How to you append rows from an existing dataframe to a new dataframe based on a column value?-CodePudding

I would like to do something like the following where I append a row from an existing dataframe to a new dataframe if it contains a particular value (in this case "setosa"). For the rows that don't contain "setosa," I would like to randomly sample and populate the rest of the rows until I get a 50/50 split between those rows with "setosa" and those with something that's not "setosa."

Here is my start so far.

data(iris)

dataset_new <- iris %>%
  ifelse(Species == "setosa", rbind()?, nrow()?)
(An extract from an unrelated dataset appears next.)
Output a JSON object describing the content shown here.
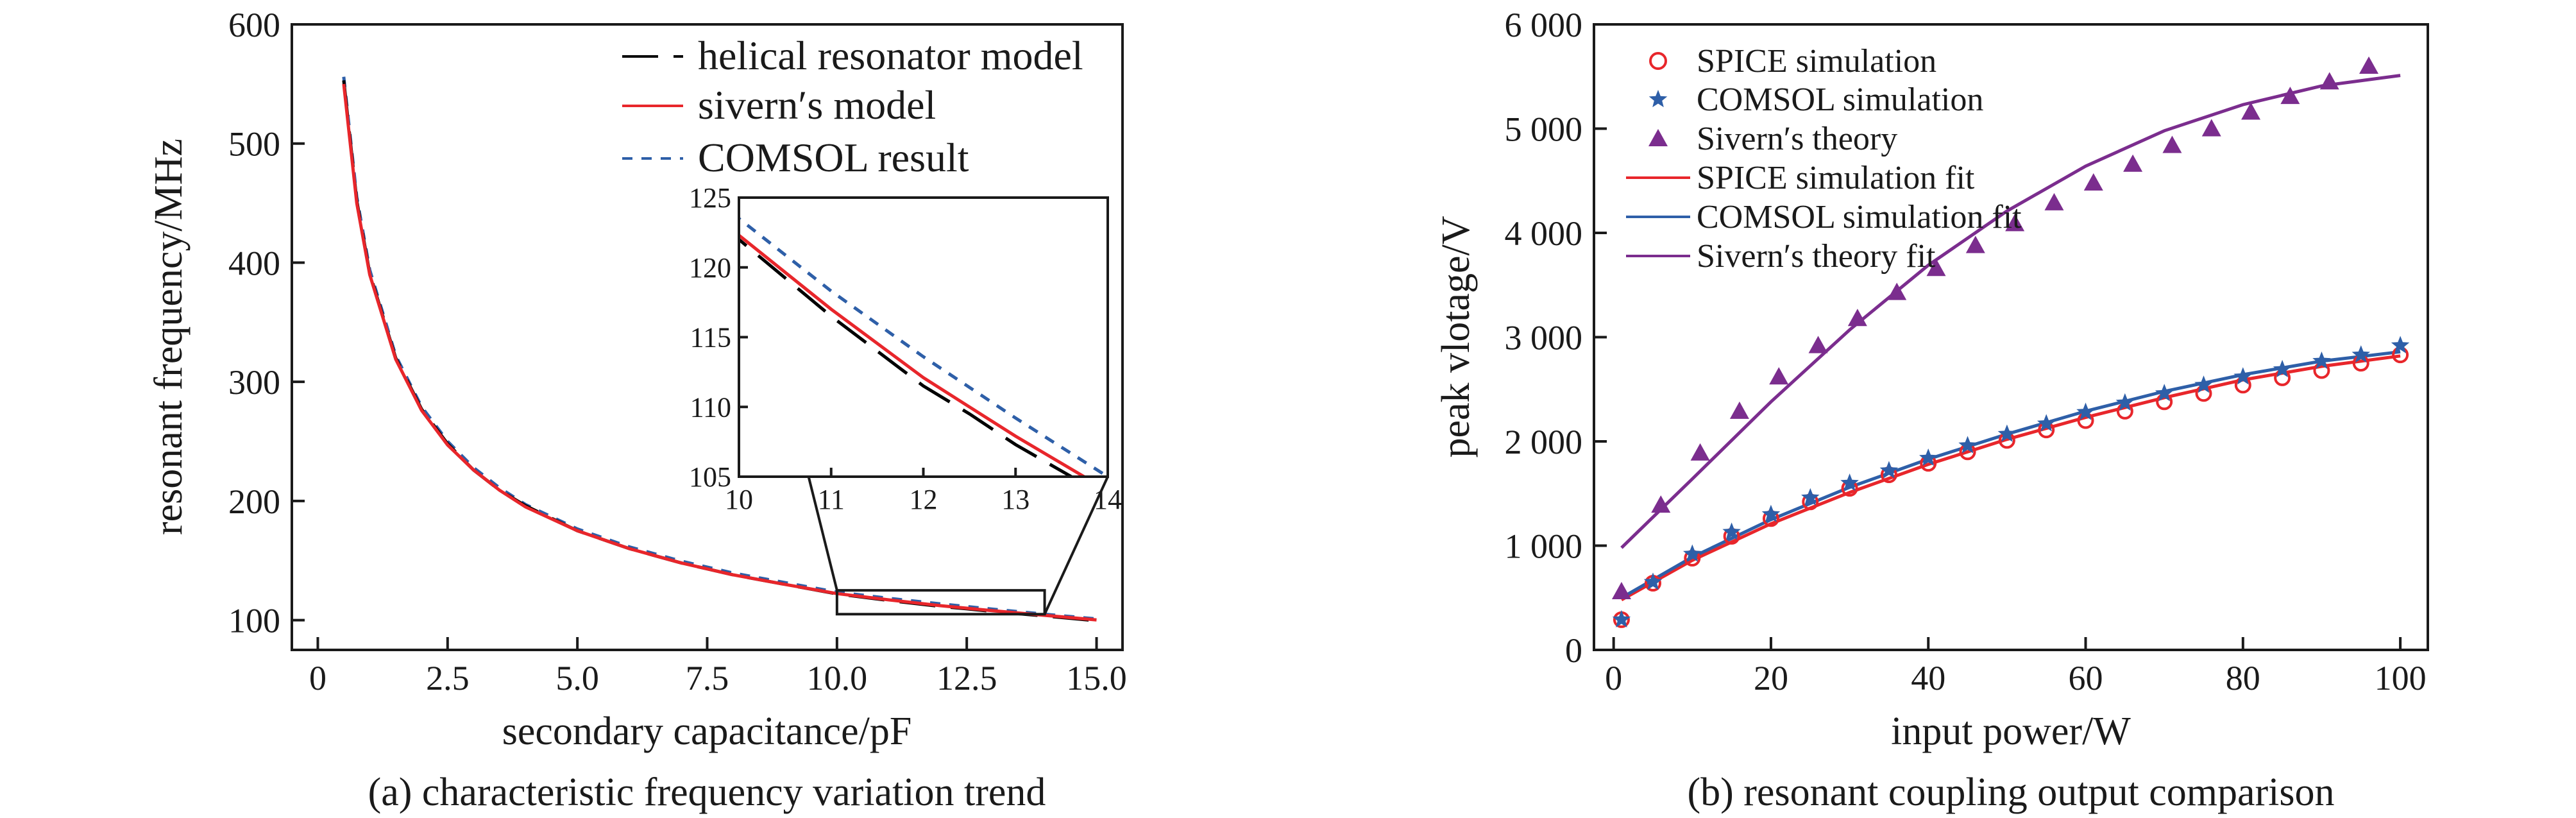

CodePudding user response：

You can subset rows that are setosa, and sample rows from non-setosa species, with size of the number of setosa rows.

#setosa rows
seto <- iris[iris$Species == "setosa",]

#random subsample of non-setosa rows of size n("setosa") 
nonseto <- iris[sample(which(iris$Species != "setosa"), size = length(which(iris$Species == "setosa"))),]

dataset_new <- rbind(seto, nonseto)

CodePudding user response：

One liner solution with base R only:

iris[c(which(iris$Species == "setosa"), 
       sample(which(iris$Species != "setosa"),
              size = sum(iris$Species == "setosa"))), ]

Explanation: We're selecting a set of rows by concatenating with c() all row numbers which Species value equals "setosa" and a sample of rows that have Species != "setosa", with the same size as the count of rows that had Species == "setosa", without replacement (sample() function standard).

CodePudding user response：

A solution using {dplyr}:

library(dplyr)

df_setosa <- iris %>%
  filter(Species == "setosa")
  
dataset_new <- iris %>%
  filter(Species != "setosa") %>%
  slice_sample(n = nrow(df_setosa)) %>%
  bind_rows(df_setosa)

# check results
dataset_new %>%
  count(Species == "setosa")
#   Species == "setosa"  n
# 1               FALSE 50
# 2                TRUE 50